Perpetually looking at work by other artists, Snoddy now finds stimulus in painters as diverse as Mark Rothko, Vanessa Bell, Richard Diebenkorn, Hans Hofmann, Callum Innes, Piet Mondrian, Robert Motherwell, Blinky Palermo, Gerhard Richter, William Scott and Sean Scully. In very different ways they are, like him, fascinated by the manifold possibilities inherent in abstraction. It is easy, for example, to imagine how these artists affect him; Rothko’s arresting bands of colour could have strengthened Snoddy’s resolve to investigate an equally mysterious region of his own; the small but startling Abstract Painting by Vanessa Bell of 1914 in the Tate collection provides a clear bold structure; Diebenkorn’s Ocean Park series harnessed his determination in pursuit of an internal struggle for ‘rightness’; the ‘push pull’ of Hofmann; the formal beauty of Innes; the measure of Mondrian; Motherwell’s elegiac Spanish series; Palermo’s constructivist purity and order; Richter’s sheer elan; Scott’s balance and poise and Scully’s building blocks of colour. Even so, he can sometimes be enthralled by far more figurative paintings like Edouard Manet’s The Balcony (Pp. 20-21), where a group of four people gaze out at us rather than through a window or door. Snoddy responds as well to Jack B. Yeats, and in 1996 a major exhibition of his late work was accompanied by an eloquent catalogue essay where Snoddy hailed the importance of recollection in Yeats’s paintings before emphasizing that they are ‘also an affirmation of the future. They hold latent memories and attendant hopes for anyone who wants to reflect upon and explore their own imagination. As the viewer we are caught up in an imaginary journey between fantasy and reality, between the past and the future. This is the essence of Yeats’s late painting. It is the enigma of the traveller, on a journey not sure whether to go back or move forward.’

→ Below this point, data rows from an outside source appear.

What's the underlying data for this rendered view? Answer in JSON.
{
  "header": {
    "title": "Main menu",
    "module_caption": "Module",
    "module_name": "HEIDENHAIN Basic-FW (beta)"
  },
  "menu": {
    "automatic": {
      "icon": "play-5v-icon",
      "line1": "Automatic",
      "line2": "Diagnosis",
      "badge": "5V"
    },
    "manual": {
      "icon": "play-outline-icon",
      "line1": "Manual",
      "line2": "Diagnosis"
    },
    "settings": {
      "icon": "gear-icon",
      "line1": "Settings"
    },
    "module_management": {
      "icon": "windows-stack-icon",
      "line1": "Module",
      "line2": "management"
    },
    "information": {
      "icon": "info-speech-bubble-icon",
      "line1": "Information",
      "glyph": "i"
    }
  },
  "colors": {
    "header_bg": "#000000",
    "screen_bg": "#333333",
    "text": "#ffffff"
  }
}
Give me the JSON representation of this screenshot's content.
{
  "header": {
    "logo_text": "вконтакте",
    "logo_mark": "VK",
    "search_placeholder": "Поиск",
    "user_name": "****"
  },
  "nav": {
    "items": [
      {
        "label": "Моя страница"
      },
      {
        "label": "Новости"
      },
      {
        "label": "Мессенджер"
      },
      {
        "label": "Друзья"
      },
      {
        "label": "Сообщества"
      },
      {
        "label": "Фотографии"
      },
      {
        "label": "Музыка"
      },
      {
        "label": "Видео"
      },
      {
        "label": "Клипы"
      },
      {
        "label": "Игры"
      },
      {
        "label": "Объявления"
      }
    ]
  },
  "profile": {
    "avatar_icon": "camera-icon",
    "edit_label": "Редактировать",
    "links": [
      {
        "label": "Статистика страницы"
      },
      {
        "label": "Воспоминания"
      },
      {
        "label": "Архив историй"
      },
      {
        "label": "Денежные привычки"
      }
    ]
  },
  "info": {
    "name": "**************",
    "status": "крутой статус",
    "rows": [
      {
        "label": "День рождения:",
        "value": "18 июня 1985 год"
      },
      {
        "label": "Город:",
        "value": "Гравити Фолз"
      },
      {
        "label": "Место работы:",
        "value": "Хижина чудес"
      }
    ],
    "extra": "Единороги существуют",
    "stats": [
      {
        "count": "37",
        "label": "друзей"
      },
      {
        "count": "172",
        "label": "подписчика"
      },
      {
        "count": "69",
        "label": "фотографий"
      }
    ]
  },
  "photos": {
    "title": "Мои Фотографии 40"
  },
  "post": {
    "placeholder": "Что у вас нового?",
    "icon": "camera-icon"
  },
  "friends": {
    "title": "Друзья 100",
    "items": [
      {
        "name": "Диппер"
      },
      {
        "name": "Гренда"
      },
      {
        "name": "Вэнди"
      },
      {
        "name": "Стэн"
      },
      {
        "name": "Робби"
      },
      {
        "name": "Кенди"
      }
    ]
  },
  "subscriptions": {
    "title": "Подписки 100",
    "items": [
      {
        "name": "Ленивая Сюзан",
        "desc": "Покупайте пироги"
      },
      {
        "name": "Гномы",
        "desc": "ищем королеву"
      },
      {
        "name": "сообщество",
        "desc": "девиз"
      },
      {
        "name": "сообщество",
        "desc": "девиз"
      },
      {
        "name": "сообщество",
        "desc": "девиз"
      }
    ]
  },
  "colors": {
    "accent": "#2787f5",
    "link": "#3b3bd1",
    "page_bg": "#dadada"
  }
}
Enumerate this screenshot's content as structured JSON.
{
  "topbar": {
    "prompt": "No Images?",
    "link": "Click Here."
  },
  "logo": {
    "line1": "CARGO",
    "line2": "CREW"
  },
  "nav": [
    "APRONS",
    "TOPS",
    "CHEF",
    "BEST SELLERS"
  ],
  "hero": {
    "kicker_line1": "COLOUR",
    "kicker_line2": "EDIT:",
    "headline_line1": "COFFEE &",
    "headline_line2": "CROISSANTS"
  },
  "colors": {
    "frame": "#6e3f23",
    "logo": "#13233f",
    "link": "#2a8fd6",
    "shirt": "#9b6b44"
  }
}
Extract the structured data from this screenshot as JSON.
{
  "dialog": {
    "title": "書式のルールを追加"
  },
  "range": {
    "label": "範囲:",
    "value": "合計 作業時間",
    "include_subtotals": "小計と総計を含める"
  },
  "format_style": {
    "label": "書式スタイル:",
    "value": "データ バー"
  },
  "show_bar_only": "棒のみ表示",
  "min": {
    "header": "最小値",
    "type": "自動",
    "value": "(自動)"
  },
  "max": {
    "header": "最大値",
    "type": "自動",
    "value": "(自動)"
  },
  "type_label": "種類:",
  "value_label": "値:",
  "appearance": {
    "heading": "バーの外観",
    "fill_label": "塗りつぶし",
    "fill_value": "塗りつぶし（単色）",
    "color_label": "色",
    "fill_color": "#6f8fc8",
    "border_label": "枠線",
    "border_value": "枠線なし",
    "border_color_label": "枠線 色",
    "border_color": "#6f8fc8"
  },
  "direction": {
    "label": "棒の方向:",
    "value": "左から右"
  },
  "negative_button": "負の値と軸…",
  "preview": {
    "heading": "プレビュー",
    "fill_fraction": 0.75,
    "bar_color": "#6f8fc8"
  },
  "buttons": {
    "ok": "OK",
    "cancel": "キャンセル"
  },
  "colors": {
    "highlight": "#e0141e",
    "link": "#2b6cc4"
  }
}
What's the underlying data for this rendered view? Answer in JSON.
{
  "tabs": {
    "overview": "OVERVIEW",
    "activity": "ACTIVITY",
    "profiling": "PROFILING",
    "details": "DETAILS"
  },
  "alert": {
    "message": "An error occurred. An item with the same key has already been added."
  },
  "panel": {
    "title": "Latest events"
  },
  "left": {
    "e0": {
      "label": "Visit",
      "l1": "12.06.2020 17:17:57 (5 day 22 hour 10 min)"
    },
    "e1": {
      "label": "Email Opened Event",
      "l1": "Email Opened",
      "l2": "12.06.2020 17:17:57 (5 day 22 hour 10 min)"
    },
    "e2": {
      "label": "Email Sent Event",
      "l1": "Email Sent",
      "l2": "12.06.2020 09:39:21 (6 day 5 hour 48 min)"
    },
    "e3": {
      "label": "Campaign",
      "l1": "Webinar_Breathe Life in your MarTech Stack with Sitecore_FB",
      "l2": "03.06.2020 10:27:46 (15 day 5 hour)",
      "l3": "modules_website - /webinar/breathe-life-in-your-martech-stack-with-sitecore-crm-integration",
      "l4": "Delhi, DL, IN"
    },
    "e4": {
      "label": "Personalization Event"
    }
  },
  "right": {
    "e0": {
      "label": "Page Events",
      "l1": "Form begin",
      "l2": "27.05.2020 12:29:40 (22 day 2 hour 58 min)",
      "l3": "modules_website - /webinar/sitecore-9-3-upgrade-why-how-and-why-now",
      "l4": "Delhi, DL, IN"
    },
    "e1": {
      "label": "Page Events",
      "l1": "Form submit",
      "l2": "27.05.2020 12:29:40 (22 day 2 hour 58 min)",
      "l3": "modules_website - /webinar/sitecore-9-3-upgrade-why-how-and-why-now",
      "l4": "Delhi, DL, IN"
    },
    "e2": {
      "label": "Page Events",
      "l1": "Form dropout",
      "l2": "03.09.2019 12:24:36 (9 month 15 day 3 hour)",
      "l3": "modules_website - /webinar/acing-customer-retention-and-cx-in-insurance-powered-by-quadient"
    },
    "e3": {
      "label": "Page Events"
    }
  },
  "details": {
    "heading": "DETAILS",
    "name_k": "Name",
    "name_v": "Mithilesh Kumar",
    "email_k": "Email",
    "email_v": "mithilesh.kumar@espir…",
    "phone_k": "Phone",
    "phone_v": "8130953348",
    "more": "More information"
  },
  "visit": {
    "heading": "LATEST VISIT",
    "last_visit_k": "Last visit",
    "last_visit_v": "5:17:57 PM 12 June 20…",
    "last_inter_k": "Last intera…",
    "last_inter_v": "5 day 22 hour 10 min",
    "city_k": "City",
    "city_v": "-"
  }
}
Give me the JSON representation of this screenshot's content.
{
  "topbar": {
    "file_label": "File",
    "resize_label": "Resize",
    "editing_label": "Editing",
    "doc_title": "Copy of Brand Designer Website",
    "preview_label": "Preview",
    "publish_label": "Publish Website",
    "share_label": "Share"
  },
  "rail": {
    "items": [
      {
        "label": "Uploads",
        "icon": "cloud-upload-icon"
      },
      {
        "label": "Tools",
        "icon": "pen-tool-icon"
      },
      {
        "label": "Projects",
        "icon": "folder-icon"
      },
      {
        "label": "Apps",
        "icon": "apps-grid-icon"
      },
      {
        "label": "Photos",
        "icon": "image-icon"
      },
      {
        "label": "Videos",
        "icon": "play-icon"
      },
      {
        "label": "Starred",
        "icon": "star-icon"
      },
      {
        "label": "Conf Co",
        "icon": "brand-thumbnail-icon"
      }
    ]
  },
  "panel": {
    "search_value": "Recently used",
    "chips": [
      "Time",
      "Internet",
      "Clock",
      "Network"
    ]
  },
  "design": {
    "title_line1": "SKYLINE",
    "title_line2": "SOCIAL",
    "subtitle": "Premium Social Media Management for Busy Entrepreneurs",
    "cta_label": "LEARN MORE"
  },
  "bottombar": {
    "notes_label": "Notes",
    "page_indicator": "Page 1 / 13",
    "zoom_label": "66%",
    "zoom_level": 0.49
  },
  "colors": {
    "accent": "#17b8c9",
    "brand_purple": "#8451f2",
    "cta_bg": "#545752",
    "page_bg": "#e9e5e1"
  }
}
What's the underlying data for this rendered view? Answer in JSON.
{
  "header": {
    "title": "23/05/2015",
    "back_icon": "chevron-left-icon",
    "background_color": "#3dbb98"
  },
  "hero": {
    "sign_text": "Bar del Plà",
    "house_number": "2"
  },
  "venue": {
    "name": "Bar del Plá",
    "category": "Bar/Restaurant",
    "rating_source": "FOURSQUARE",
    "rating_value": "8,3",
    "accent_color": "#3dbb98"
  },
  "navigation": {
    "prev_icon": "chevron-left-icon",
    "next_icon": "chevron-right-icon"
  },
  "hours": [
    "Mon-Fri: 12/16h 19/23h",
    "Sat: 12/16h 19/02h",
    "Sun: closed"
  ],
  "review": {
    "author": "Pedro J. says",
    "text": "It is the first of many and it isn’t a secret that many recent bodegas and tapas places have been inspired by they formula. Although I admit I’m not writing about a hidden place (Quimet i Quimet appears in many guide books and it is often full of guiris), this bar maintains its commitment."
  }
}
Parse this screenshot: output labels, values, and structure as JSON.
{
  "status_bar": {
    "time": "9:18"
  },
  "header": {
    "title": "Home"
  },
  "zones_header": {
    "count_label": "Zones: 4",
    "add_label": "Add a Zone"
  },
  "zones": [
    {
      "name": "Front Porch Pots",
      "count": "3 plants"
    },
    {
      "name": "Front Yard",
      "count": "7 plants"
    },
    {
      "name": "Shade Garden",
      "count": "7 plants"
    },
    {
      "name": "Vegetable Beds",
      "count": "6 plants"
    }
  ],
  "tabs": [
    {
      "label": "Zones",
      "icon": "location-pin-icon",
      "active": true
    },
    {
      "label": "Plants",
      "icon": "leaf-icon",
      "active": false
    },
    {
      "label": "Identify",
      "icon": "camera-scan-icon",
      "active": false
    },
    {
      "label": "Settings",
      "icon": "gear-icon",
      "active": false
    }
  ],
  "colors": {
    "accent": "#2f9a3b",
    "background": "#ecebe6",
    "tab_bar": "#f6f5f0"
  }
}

While contrasting very dramatically with Yeats’s paintings, Snoddy’s work is fuelled by a similar aspiration. He feels once again impelled to explore with sequential resolve his own buoyant vision. Although the underlying grid makes decisions, he finds himself oscillating between a greater degree of control and becoming more painterly. Looking at these fervent paintings, executed by an artist who has wholly rediscovered his creative urge, we soon become caught up in a powerful sense of excitement. These are intensely personal works and he is enthralled by a new-found ability to pursue his vision. The outcome is compelling to witness. We can share Snoddy’s immense feeling of release, and rejoice with him in the resounding, evocative and vibrant realisation of a long- suppressed energy that transforms one painting after another.